Le législateur Gerindra: le budget a baissé, la reprise de Sumatra doit être réalisée immédiatement

JAKARTA - Un membre de la Commission II de la Chambre des Représentants du Fraçtion du Parti Gerindra, Azis Subekti, a déclaré que la déçision du ministre des Finances n° 59 de 2026 marque une mesure fiscale rapide du pays pour répondre aux catastrophes naturelles dans les provinces d’Aceh, de Sumatra du Nord et de Sumatra de l’Ouest. Le centre du gouvernement a réglé le budget et a ajouté des fonds de partage des recettes, des fonds de distribution generalés et des fonds autonomes spécifiques d’une valeur de plus de 10 trillions de roupies.

« Sur le plan politique, c’est un signe déterminant que l’état ne retarde pas sa presence dans une situation d’urgence. Mais la politique ne s’arrête pas à la décision. Elle est mise à l’épreuve dans la mise en œuvre », a déclaré Azis dans une déclaration, lundi 2 mars.

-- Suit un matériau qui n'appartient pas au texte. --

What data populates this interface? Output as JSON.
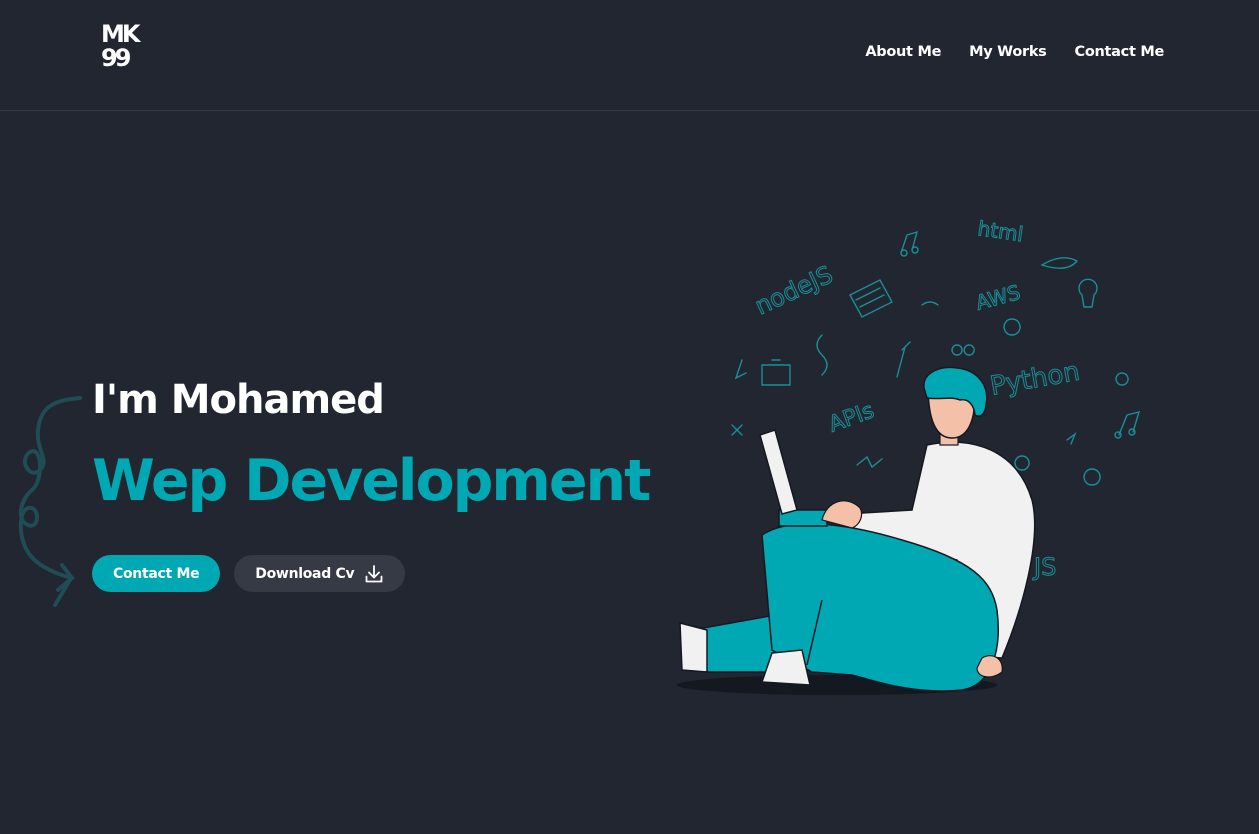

Azis a expliqué que les données sur la réalisation des transferts aux régions au 1er mars 2026 indiquaient que sur l’allocation totale d’environ 85 trillions de roupies, les nouvelles distributions atteignaient environ 25 pourcent. Ce chiffre, selon lui, envoie un message clair : l’argent a été préparé, mais la récuprée ne se déplace pas à la vitesse correspondante aux besoins des citoyens affectes.

« À ce stade, la question principale n’est plus celle de la disponibilité du budget, mais celle de la capacité et de l’orientation de l’exécutif », a-t-il expliqué.

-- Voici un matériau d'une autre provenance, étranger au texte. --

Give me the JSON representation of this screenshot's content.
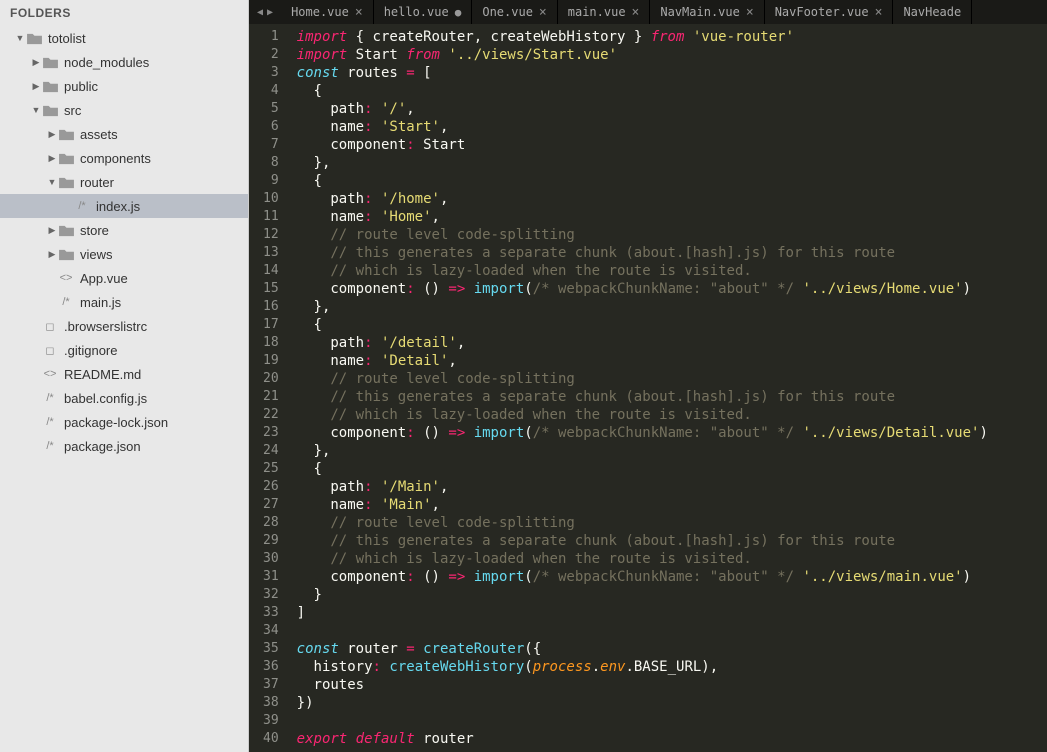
{
  "sidebar": {
    "header": "FOLDERS",
    "root": {
      "label": "totolist",
      "children": [
        {
          "label": "node_modules",
          "type": "folder",
          "expanded": false,
          "depth": 1
        },
        {
          "label": "public",
          "type": "folder",
          "expanded": false,
          "depth": 1
        },
        {
          "label": "src",
          "type": "folder",
          "expanded": true,
          "depth": 1
        },
        {
          "label": "assets",
          "type": "folder",
          "expanded": false,
          "depth": 2
        },
        {
          "label": "components",
          "type": "folder",
          "expanded": false,
          "depth": 2
        },
        {
          "label": "router",
          "type": "folder",
          "expanded": true,
          "depth": 2
        },
        {
          "label": "index.js",
          "type": "file",
          "kind": "js",
          "depth": 3,
          "selected": true
        },
        {
          "label": "store",
          "type": "folder",
          "expanded": false,
          "depth": 2
        },
        {
          "label": "views",
          "type": "folder",
          "expanded": false,
          "depth": 2
        },
        {
          "label": "App.vue",
          "type": "file",
          "kind": "vue",
          "depth": 2
        },
        {
          "label": "main.js",
          "type": "file",
          "kind": "js",
          "depth": 2
        },
        {
          "label": ".browserslistrc",
          "type": "file",
          "kind": "txt",
          "depth": 1
        },
        {
          "label": ".gitignore",
          "type": "file",
          "kind": "txt",
          "depth": 1
        },
        {
          "label": "README.md",
          "type": "file",
          "kind": "md",
          "depth": 1
        },
        {
          "label": "babel.config.js",
          "type": "file",
          "kind": "js",
          "depth": 1
        },
        {
          "label": "package-lock.json",
          "type": "file",
          "kind": "js",
          "depth": 1
        },
        {
          "label": "package.json",
          "type": "file",
          "kind": "js",
          "depth": 1
        }
      ]
    }
  },
  "tabs": [
    {
      "label": "Home.vue",
      "dirty": false
    },
    {
      "label": "hello.vue",
      "dirty": true
    },
    {
      "label": "One.vue",
      "dirty": false
    },
    {
      "label": "main.vue",
      "dirty": false
    },
    {
      "label": "NavMain.vue",
      "dirty": false
    },
    {
      "label": "NavFooter.vue",
      "dirty": false
    },
    {
      "label": "NavHeade",
      "dirty": false,
      "truncated": true
    }
  ],
  "code": {
    "lines": [
      [
        [
          "kw",
          "import"
        ],
        [
          "punc",
          " { "
        ],
        [
          "ident",
          "createRouter"
        ],
        [
          "punc",
          ", "
        ],
        [
          "ident",
          "createWebHistory"
        ],
        [
          "punc",
          " } "
        ],
        [
          "kw",
          "from"
        ],
        [
          "punc",
          " "
        ],
        [
          "str",
          "'vue-router'"
        ]
      ],
      [
        [
          "kw",
          "import"
        ],
        [
          "punc",
          " "
        ],
        [
          "ident",
          "Start"
        ],
        [
          "punc",
          " "
        ],
        [
          "kw",
          "from"
        ],
        [
          "punc",
          " "
        ],
        [
          "str",
          "'../views/Start.vue'"
        ]
      ],
      [
        [
          "decl",
          "const"
        ],
        [
          "punc",
          " "
        ],
        [
          "ident",
          "routes"
        ],
        [
          "punc",
          " "
        ],
        [
          "kw2",
          "="
        ],
        [
          "punc",
          " ["
        ]
      ],
      [
        [
          "punc",
          "  {"
        ]
      ],
      [
        [
          "punc",
          "    "
        ],
        [
          "ident",
          "path"
        ],
        [
          "kw2",
          ":"
        ],
        [
          "punc",
          " "
        ],
        [
          "str",
          "'/'"
        ],
        [
          "punc",
          ","
        ]
      ],
      [
        [
          "punc",
          "    "
        ],
        [
          "ident",
          "name"
        ],
        [
          "kw2",
          ":"
        ],
        [
          "punc",
          " "
        ],
        [
          "str",
          "'Start'"
        ],
        [
          "punc",
          ","
        ]
      ],
      [
        [
          "punc",
          "    "
        ],
        [
          "ident",
          "component"
        ],
        [
          "kw2",
          ":"
        ],
        [
          "punc",
          " "
        ],
        [
          "ident",
          "Start"
        ]
      ],
      [
        [
          "punc",
          "  },"
        ]
      ],
      [
        [
          "punc",
          "  {"
        ]
      ],
      [
        [
          "punc",
          "    "
        ],
        [
          "ident",
          "path"
        ],
        [
          "kw2",
          ":"
        ],
        [
          "punc",
          " "
        ],
        [
          "str",
          "'/home'"
        ],
        [
          "punc",
          ","
        ]
      ],
      [
        [
          "punc",
          "    "
        ],
        [
          "ident",
          "name"
        ],
        [
          "kw2",
          ":"
        ],
        [
          "punc",
          " "
        ],
        [
          "str",
          "'Home'"
        ],
        [
          "punc",
          ","
        ]
      ],
      [
        [
          "punc",
          "    "
        ],
        [
          "cmt",
          "// route level code-splitting"
        ]
      ],
      [
        [
          "punc",
          "    "
        ],
        [
          "cmt",
          "// this generates a separate chunk (about.[hash].js) for this route"
        ]
      ],
      [
        [
          "punc",
          "    "
        ],
        [
          "cmt",
          "// which is lazy-loaded when the route is visited."
        ]
      ],
      [
        [
          "punc",
          "    "
        ],
        [
          "ident",
          "component"
        ],
        [
          "kw2",
          ":"
        ],
        [
          "punc",
          " "
        ],
        [
          "punc",
          "()"
        ],
        [
          "punc",
          " "
        ],
        [
          "kw2",
          "=>"
        ],
        [
          "punc",
          " "
        ],
        [
          "fn",
          "import"
        ],
        [
          "punc",
          "("
        ],
        [
          "cmt",
          "/* webpackChunkName: \"about\" */"
        ],
        [
          "punc",
          " "
        ],
        [
          "str",
          "'../views/Home.vue'"
        ],
        [
          "punc",
          ")"
        ]
      ],
      [
        [
          "punc",
          "  },"
        ]
      ],
      [
        [
          "punc",
          "  {"
        ]
      ],
      [
        [
          "punc",
          "    "
        ],
        [
          "ident",
          "path"
        ],
        [
          "kw2",
          ":"
        ],
        [
          "punc",
          " "
        ],
        [
          "str",
          "'/detail'"
        ],
        [
          "punc",
          ","
        ]
      ],
      [
        [
          "punc",
          "    "
        ],
        [
          "ident",
          "name"
        ],
        [
          "kw2",
          ":"
        ],
        [
          "punc",
          " "
        ],
        [
          "str",
          "'Detail'"
        ],
        [
          "punc",
          ","
        ]
      ],
      [
        [
          "punc",
          "    "
        ],
        [
          "cmt",
          "// route level code-splitting"
        ]
      ],
      [
        [
          "punc",
          "    "
        ],
        [
          "cmt",
          "// this generates a separate chunk (about.[hash].js) for this route"
        ]
      ],
      [
        [
          "punc",
          "    "
        ],
        [
          "cmt",
          "// which is lazy-loaded when the route is visited."
        ]
      ],
      [
        [
          "punc",
          "    "
        ],
        [
          "ident",
          "component"
        ],
        [
          "kw2",
          ":"
        ],
        [
          "punc",
          " "
        ],
        [
          "punc",
          "()"
        ],
        [
          "punc",
          " "
        ],
        [
          "kw2",
          "=>"
        ],
        [
          "punc",
          " "
        ],
        [
          "fn",
          "import"
        ],
        [
          "punc",
          "("
        ],
        [
          "cmt",
          "/* webpackChunkName: \"about\" */"
        ],
        [
          "punc",
          " "
        ],
        [
          "str",
          "'../views/Detail.vue'"
        ],
        [
          "punc",
          ")"
        ]
      ],
      [
        [
          "punc",
          "  },"
        ]
      ],
      [
        [
          "punc",
          "  {"
        ]
      ],
      [
        [
          "punc",
          "    "
        ],
        [
          "ident",
          "path"
        ],
        [
          "kw2",
          ":"
        ],
        [
          "punc",
          " "
        ],
        [
          "str",
          "'/Main'"
        ],
        [
          "punc",
          ","
        ]
      ],
      [
        [
          "punc",
          "    "
        ],
        [
          "ident",
          "name"
        ],
        [
          "kw2",
          ":"
        ],
        [
          "punc",
          " "
        ],
        [
          "str",
          "'Main'"
        ],
        [
          "punc",
          ","
        ]
      ],
      [
        [
          "punc",
          "    "
        ],
        [
          "cmt",
          "// route level code-splitting"
        ]
      ],
      [
        [
          "punc",
          "    "
        ],
        [
          "cmt",
          "// this generates a separate chunk (about.[hash].js) for this route"
        ]
      ],
      [
        [
          "punc",
          "    "
        ],
        [
          "cmt",
          "// which is lazy-loaded when the route is visited."
        ]
      ],
      [
        [
          "punc",
          "    "
        ],
        [
          "ident",
          "component"
        ],
        [
          "kw2",
          ":"
        ],
        [
          "punc",
          " "
        ],
        [
          "punc",
          "()"
        ],
        [
          "punc",
          " "
        ],
        [
          "kw2",
          "=>"
        ],
        [
          "punc",
          " "
        ],
        [
          "fn",
          "import"
        ],
        [
          "punc",
          "("
        ],
        [
          "cmt",
          "/* webpackChunkName: \"about\" */"
        ],
        [
          "punc",
          " "
        ],
        [
          "str",
          "'../views/main.vue'"
        ],
        [
          "punc",
          ")"
        ]
      ],
      [
        [
          "punc",
          "  }"
        ]
      ],
      [
        [
          "punc",
          "]"
        ]
      ],
      [],
      [
        [
          "decl",
          "const"
        ],
        [
          "punc",
          " "
        ],
        [
          "ident",
          "router"
        ],
        [
          "punc",
          " "
        ],
        [
          "kw2",
          "="
        ],
        [
          "punc",
          " "
        ],
        [
          "fn",
          "createRouter"
        ],
        [
          "punc",
          "({"
        ]
      ],
      [
        [
          "punc",
          "  "
        ],
        [
          "ident",
          "history"
        ],
        [
          "kw2",
          ":"
        ],
        [
          "punc",
          " "
        ],
        [
          "fn",
          "createWebHistory"
        ],
        [
          "punc",
          "("
        ],
        [
          "param",
          "process"
        ],
        [
          "punc",
          "."
        ],
        [
          "param",
          "env"
        ],
        [
          "punc",
          ".BASE_URL),"
        ]
      ],
      [
        [
          "punc",
          "  "
        ],
        [
          "ident",
          "routes"
        ]
      ],
      [
        [
          "punc",
          "})"
        ]
      ],
      [],
      [
        [
          "kw",
          "export"
        ],
        [
          "punc",
          " "
        ],
        [
          "kw",
          "default"
        ],
        [
          "punc",
          " "
        ],
        [
          "ident",
          "router"
        ]
      ]
    ]
  }
}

Azis a déclaré que l’ajout de DBH et DAU donne bien une place fiscale aux régions, mais qu’il s’agit toujours d’une somme agregative. Il estime que les fonds arrivent sous la forme de chiffres importants, et non sous la forme d’une carte de dommages détaillée. Bien que les catastrophes agissent de manière spécifique, endommageant certaines infrastructures, interrompant l’accès à certaines économies locales et paralysant les services de base dans des points évidents.

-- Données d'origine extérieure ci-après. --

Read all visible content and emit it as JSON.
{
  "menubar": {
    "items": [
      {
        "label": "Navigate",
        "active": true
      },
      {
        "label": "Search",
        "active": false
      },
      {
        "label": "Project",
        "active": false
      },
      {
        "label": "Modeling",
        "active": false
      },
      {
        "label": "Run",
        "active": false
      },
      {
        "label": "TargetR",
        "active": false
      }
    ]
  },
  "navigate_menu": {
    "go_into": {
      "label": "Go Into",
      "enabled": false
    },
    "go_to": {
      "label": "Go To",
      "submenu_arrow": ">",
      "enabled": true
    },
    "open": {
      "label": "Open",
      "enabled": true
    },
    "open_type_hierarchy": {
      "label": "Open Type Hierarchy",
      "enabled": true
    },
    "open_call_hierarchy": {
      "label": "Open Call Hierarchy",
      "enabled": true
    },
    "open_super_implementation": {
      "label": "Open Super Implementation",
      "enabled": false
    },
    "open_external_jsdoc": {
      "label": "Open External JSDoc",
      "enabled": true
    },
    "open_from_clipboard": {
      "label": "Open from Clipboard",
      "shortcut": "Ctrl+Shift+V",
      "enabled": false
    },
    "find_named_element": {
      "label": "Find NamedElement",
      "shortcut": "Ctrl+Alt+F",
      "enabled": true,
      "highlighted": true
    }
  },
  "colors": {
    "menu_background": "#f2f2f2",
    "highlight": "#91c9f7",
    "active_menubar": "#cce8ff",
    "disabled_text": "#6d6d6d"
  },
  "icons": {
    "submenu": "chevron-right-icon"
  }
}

« Sans priorisation, le plus gros risque est que le budget se déplace alors que la reprise est lente », a-t-il dit.

Le próbleme suivant concerne la gouvernance locale. Selon Azis, de nombreux régions se mouillent toujours au rythme de la routine procédurielle, c’est-à-dire des changements de budgets de développement de région multiples, des processus d’approvisionnement longs et des coordonnées inter-régions/villes non centralisées. Dans le contexte post-catastrophe, a déclaré Azis, la lenteur administrative n’est pas seulement une question technique, mais touche la dimension de la justice sociale.

« Les citoyens qui ont perdu leurs maisons et leurs moyens de subsistance ne vivent pas dans un calendrier bureaucratique », a-t-il dit.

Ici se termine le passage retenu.